We had come upon him the year before. He was part of a cargo of the enslaved who were being herded to the coast. Whenever we came across such scenes, they caused the Bwana severe distress. He had been struck by Majwara’s young looks, and indeed, Chuma said later that he himself had been of such an age—just 15 Ramadans, no more—when he too had been captured, and then rescued by Bwana Daudi.
Just as he had done with Chuma, Bwana Daudi persuaded Majwara’s captors that the boy was too young and sick to travel all the way to the coast, and he would give them the price for a full man. Seeing a chance to make something quickly, they had handed the boy over to Bwana Daudi for five strings of beads, which the Doctor often joked was more than I had cost him, for he had bought me too; not for himself, but for Amoda.
Bwana Daudi’s rescuing him, and his healing Majwara afterward of the malaria fever, meant that the boy would have done anything the Bwana asked him. The only thing he had refused to do was change his name, even though Bwana Daudi had suggested several other names for him.
“Chuma is James, and you too shall be an apostle,” he said. “You can be my Peter, and I will lean on you just as Jesus leaned on his rock.”
But Majwara had said he would keep his name. It was in memory of his mother, he said, for she had chosen that name for him above all others. “I will never see her again,” he said, “but she is with me in my name.”
“What a sentimental boy,” Bwana Daudi said, and clapped him on his back. “Very well then, my young rock, you shall continue to be called Majwara.”
And now here we were, on this rock in Chitambo’s village, and Bwana Daudi was dead in his hut.
Majwara and I sat together in silence. Then Majwara said, “He asked for his medicine. I gave it to him, and he picked out what he needed.
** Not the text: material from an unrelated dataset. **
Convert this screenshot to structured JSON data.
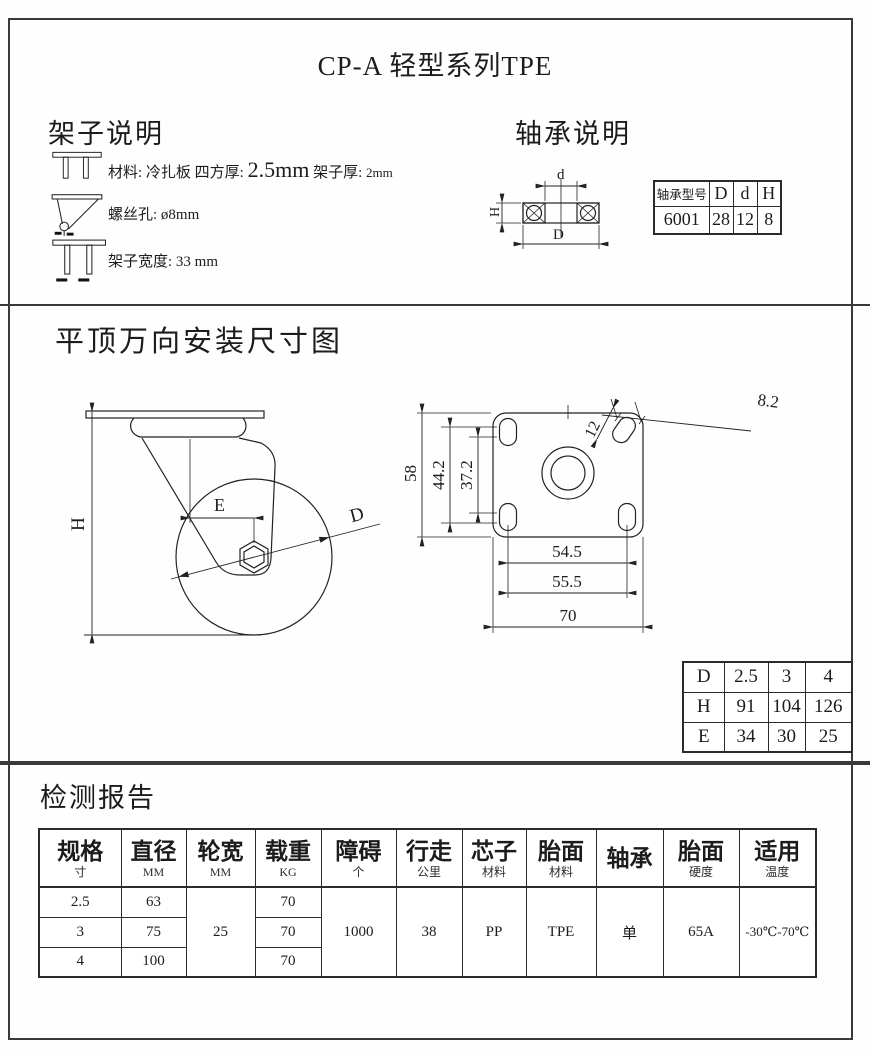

But what if it was the wrong one? What if, in the confusion of his illness, he picked the wrong one? And then I fell asleep. I was so weary. I should not have been so weary. What if he called out to me and I did not hear?”
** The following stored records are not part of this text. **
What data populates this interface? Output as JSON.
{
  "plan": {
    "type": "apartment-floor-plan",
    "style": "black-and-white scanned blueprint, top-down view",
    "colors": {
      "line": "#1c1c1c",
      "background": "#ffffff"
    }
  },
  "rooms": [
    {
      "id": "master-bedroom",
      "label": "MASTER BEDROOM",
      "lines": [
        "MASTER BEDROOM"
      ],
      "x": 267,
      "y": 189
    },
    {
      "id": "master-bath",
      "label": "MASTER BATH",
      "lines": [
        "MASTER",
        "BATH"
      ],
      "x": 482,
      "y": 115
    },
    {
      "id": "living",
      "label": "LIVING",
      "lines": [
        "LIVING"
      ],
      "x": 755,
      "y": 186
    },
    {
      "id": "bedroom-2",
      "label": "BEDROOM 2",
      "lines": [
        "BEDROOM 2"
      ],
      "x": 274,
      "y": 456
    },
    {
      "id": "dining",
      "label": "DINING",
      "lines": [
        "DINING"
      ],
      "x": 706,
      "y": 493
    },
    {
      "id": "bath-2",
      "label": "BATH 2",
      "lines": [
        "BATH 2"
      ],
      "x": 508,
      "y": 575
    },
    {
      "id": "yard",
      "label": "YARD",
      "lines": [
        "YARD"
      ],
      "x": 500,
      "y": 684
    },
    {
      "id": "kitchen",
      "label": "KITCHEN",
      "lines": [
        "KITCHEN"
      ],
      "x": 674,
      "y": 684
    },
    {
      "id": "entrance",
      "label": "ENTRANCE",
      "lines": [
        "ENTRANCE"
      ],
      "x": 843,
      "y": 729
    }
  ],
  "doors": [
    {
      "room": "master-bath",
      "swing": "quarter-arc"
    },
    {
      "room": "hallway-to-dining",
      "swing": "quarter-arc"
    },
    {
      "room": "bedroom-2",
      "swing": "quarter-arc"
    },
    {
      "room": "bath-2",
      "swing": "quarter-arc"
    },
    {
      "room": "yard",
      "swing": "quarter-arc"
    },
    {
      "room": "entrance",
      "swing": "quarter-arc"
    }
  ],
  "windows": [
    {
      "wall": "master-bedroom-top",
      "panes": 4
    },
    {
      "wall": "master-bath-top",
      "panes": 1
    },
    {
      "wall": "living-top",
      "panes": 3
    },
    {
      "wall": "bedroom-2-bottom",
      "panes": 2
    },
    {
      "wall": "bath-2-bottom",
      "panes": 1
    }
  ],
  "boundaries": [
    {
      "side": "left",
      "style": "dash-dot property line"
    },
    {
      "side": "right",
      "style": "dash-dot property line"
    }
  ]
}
“You did what you could, child,” I said, and patted him on his head. I had to raise my arm to do so, for though he is many moons younger than me, he towers over me like a sapling above the dug earth.
“He saved my life,” the boy wept, “but I could not save his.”
I let him weep without talking. After his passion was spent, he said again, “I will never see him again.”
“Yes, that is death,” I said to him. “We will none of us see Bwana Daudi again in this life.”
Together, we walked back to the camp. By this time, the stiffness had left the Bwana’s body, and the men had laid him out. We arrived to find them going into the hut in little groups to pay their respects. After all the men were done, I led the women in to see him. They had laid him on his back on the mud bed. His hands were at his sides and his eyes closed. Against his scalp, his hair was gray and thin. It was strange to see him without his hat, for no day had ever gone by that he did not wear it. In the thin light that broke the darkness of the hut, it seemed as though he was asleep. A blue fly buzzed from the ceiling above. His medicine chest formed a table next to his bed.
As I looked at the uneaten dish of boiled grains and mashed groundnuts that rested on it, which he had asked for only the night before, it came to me that, truly, he was dead. And it came to me then that his death was everything to me.